Fast forward 10 years to a war with a combined joint task force. You are a three-star commander with a deputy two-star from the U.K. By accessing a database of past exchange officer information, you discover your deputy worked closely with a friend of yours who was an exchange officer in the U.K. five years before. You reach out and consult him to learn that your new British deputy is a solid character who is trustworthy, competent and hardworking with unique skills that can be leveraged to support the command. Relationships move at the speed of trust, and anyone who has worked in a multinational coalition can appreciate the inevitable friction of learning to work together. It is important to leverage current technology to help track, manage and assess relationships to accelerate learning and knowledge discovery.

All efforts should nest within the broader theater strategy. Exchange personnel should be aware of foreign military sales efforts, have a shared understanding of interoperability challenges, and be aware of higher headquarters’ missions and objectives. Equally important, Brig. Gen. Van Wagenen emphasized that every exchange soldier should know their own army to be of best value to our partners. The general encourages discourse among Military Personnel Exchange Program personnel. They stay in touch and keep up with what the U.S. Army is doing with respect to modernization, training and operations. The team also helps work through the challenges of operating in such a unique assignment where the nearest American facility might be over three hours away. Each Military Personnel Exchange Program assignment has varying degrees of difficulty with administration and support depending on its distance from a U.S. base or facility.

The Right Character

Maj. Gen. Andrew Rohling, U.S. Army Europe deputy commanding general, is attacking such administrative challenges to improve the Military Personnel Exchange Program experience for those serving in Europe. However, it’s not for everybody, and the right type of character is essential for representing the U.S. Army in our partner formations. Many of our partners look up to the U.S. as the gold standard for defense and therefore, we must do our best to deliver on that expectation by selecting the right people.

Our network of alliances is a form of power that our adversaries try to erode to limit U.S. power and influence around the world. We cannot take this source of strength for granted. As Cavoli pointed out to Military Personnel Exchange Program members, “Every one of you is a critical contribution to the fight. We have to help improve interoperability with our partners and strengthen the alliance.”

History teaches that alliances matter. They can be the decisive edge to deter, and if necessary, win any future war.

U.K. Chief of the General Staff Gen. Sir Mark Carleton-Smith summed it up well in March during the 73rd Kermit Roosevelt Lecture at the U.S. Army Command and General Staff College at Fort Leavenworth, Kansas, saying:

“The challenge is to ensure that our military relationship, underwritten by security forces of successive generations, and that we’ve paid for in blood and sacrifice, doesn’t come to seem like the final chapter in a fading affair, rather than the backbone of our future in a more competitive world in which history is far from finished with us.”

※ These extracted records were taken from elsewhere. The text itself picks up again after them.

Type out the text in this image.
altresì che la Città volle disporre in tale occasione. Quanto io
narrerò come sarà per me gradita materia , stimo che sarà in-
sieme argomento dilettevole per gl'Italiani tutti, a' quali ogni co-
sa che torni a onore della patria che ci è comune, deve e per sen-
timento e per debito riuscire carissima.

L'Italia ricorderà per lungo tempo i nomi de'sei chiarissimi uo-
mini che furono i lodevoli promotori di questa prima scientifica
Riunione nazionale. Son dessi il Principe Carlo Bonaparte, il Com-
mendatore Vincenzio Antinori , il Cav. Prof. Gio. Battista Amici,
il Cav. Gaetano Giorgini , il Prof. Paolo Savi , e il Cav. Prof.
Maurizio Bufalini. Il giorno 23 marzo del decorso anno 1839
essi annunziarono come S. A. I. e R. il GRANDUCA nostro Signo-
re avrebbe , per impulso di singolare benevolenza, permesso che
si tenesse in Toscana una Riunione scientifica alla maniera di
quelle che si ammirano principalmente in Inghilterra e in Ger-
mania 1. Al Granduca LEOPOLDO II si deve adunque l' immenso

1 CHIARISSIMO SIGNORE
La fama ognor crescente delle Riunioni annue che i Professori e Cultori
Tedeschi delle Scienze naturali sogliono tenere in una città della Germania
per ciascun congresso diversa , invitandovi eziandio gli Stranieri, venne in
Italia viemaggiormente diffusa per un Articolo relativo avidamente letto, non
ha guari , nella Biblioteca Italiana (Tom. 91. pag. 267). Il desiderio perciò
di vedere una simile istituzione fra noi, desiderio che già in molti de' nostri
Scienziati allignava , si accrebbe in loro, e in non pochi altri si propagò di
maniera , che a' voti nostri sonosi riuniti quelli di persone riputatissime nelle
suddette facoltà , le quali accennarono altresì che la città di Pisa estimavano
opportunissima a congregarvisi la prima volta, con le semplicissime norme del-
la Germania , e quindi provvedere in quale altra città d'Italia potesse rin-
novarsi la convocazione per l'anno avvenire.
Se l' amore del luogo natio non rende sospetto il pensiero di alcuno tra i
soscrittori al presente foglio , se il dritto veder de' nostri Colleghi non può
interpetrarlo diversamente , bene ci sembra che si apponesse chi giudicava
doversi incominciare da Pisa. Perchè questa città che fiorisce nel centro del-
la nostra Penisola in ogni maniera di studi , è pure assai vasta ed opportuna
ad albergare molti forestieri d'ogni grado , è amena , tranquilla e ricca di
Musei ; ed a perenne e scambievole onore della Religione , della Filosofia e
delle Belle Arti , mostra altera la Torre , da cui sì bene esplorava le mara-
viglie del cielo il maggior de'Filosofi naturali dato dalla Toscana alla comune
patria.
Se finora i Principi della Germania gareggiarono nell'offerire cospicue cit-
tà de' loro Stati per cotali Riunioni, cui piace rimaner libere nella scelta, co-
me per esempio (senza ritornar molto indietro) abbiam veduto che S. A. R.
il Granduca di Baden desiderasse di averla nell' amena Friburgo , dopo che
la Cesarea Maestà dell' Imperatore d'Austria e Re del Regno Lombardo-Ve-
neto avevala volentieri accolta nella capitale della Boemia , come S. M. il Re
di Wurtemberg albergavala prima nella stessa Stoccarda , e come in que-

The web of Military Personnel Exchange Program human networks not only builds partner capacity but also provides points of influence, increases interoperability and ultimately, is the bulwark of protecting critical relationships with partners and allies.

Lt. Col. Arnel P. David serves as the U.S. special assistant to the chief of the General Staff of the British Army, Andover, England. Previously, he was chief of staff for the Army Future Studies Group, formerly the Chief of Staff of the Army’s Strategic Studies Group, Washington, D.C. He is a co-author of Military Strategy in the 21st Century: People, Connectivity, and Competition.